LES DÉFENSES DE COURCELETTE
En dépit de l’avance historique du mois de juillet, dans laquelle les troupes britanniques avaient pénétré sur un front de vingt milles dans les ouvrages avancés de l’ennemi, les positions n’étaient pas suffisamment avantageuses pour qu’on s’en contentât, surtout aux approches de l’hiver. Les Allemands avaient retraité, mais non sans s’établir sur des positions nouvelles fort avantageuses pour eux, sur les hauteurs allant de Courcelette à Flers. Ils avaient converti les villages en autant de petites forteresses munies de tous les moyens de défense modernes: lacets de fil barbelé exposés aux feux d’enfilade des mitrailleuses et des fusils automatiques, caves recelant des nids de mitrailleuses presque inexpugnables, rien n’avait été négligé pour rendre la position imprenable. L’ennemi comptait moins sur ses soldats vêtus de gris que sur des engins et des pièges destinés à rendre l’assaut excessivement meurtrier même pour les assaillants ayant échappé aux barrages de l’artillerie boche, car ayant franchi cette première zone, les nôtres devaient être exposés ensuite aux coups des mitrailleuses et des francs-tireurs cachés dans tous les trous du voisinage. Mais le Hun ne pense pas à tout et oubliait que le soldat anglais ou colonial ne s’avoue jamais vaincu et possède des qualités d’initiative personnelle que les traités d’art militaire boches n’avaient pas prévues. Il devait lui être donné une fois de plus de constater l’insuffisance des défenses les plus perfides.
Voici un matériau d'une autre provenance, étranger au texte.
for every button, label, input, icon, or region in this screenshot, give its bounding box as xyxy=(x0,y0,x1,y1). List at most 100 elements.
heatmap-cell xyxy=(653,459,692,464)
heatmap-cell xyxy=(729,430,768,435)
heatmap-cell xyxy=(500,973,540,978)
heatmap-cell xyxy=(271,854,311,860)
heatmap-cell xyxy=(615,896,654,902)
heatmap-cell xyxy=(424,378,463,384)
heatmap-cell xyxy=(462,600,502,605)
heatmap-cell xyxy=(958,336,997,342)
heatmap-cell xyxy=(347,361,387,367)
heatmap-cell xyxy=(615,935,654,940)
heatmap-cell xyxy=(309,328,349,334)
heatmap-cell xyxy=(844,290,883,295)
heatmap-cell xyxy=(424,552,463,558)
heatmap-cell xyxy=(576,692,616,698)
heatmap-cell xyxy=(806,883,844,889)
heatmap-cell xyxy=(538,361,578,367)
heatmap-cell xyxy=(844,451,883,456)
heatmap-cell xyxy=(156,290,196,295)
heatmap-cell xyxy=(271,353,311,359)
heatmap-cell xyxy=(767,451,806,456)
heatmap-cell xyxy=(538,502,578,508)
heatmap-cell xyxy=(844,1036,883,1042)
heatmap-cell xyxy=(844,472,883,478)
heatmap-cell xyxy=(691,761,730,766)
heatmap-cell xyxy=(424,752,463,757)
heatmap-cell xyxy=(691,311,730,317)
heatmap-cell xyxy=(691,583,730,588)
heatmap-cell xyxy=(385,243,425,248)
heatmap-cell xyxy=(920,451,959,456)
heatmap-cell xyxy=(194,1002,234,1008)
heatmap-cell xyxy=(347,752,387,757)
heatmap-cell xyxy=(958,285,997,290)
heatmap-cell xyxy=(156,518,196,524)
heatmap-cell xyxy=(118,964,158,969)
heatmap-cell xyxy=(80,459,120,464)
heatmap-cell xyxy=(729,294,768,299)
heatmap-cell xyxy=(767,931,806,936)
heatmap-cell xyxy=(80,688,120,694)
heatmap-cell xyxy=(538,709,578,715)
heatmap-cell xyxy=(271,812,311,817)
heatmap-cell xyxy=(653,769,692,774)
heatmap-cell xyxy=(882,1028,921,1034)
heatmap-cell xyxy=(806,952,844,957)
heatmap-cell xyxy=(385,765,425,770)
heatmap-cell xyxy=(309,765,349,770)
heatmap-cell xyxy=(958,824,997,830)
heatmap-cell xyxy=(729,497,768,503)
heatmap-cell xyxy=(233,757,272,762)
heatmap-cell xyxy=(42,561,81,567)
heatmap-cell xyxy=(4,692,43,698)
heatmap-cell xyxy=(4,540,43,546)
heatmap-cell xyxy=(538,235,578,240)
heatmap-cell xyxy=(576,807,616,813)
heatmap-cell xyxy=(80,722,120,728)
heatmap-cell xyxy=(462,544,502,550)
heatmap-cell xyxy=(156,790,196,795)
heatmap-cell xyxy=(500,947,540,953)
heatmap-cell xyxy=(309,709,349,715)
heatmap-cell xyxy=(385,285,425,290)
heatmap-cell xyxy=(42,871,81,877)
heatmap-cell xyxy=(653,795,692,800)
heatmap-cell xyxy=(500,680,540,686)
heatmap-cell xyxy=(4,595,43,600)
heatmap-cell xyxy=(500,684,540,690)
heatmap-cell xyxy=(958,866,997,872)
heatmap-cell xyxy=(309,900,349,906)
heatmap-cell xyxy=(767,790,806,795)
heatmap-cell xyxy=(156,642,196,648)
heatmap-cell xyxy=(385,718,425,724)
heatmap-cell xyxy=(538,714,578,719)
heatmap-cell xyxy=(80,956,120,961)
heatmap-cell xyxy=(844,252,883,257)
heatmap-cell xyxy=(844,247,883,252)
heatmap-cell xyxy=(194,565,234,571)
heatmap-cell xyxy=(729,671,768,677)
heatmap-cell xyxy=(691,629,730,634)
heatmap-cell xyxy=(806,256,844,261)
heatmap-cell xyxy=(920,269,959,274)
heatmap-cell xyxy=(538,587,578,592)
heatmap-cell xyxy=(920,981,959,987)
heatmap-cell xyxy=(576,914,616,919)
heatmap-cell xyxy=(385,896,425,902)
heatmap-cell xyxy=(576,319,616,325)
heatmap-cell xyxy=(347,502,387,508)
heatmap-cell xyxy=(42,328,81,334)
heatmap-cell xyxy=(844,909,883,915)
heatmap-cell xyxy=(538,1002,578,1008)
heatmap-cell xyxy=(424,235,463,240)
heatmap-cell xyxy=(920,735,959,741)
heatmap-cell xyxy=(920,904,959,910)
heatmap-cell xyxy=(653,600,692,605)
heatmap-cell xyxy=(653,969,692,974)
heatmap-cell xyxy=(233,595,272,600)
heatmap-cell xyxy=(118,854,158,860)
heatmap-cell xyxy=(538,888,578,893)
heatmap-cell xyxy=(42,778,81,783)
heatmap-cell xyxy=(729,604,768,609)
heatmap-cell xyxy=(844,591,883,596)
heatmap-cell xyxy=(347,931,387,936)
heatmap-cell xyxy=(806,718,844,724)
Quant aux Canadiens français, songeant sans doute à leur fière devise “Je me souviens,” ils attendaient résolument le moment de l’attaque en suivant de l’oeil les ravages accomplis sur le terrain ennemi par le bombardement préliminaire. Les obus éclataient sur toute la crête où se terrait l’ennemi, et celui-ci ripostait de son mieux, mais plus faiblement, et l’on sentait que notre artillerie, aidée par les aéroplanes, avait facilement le dessus.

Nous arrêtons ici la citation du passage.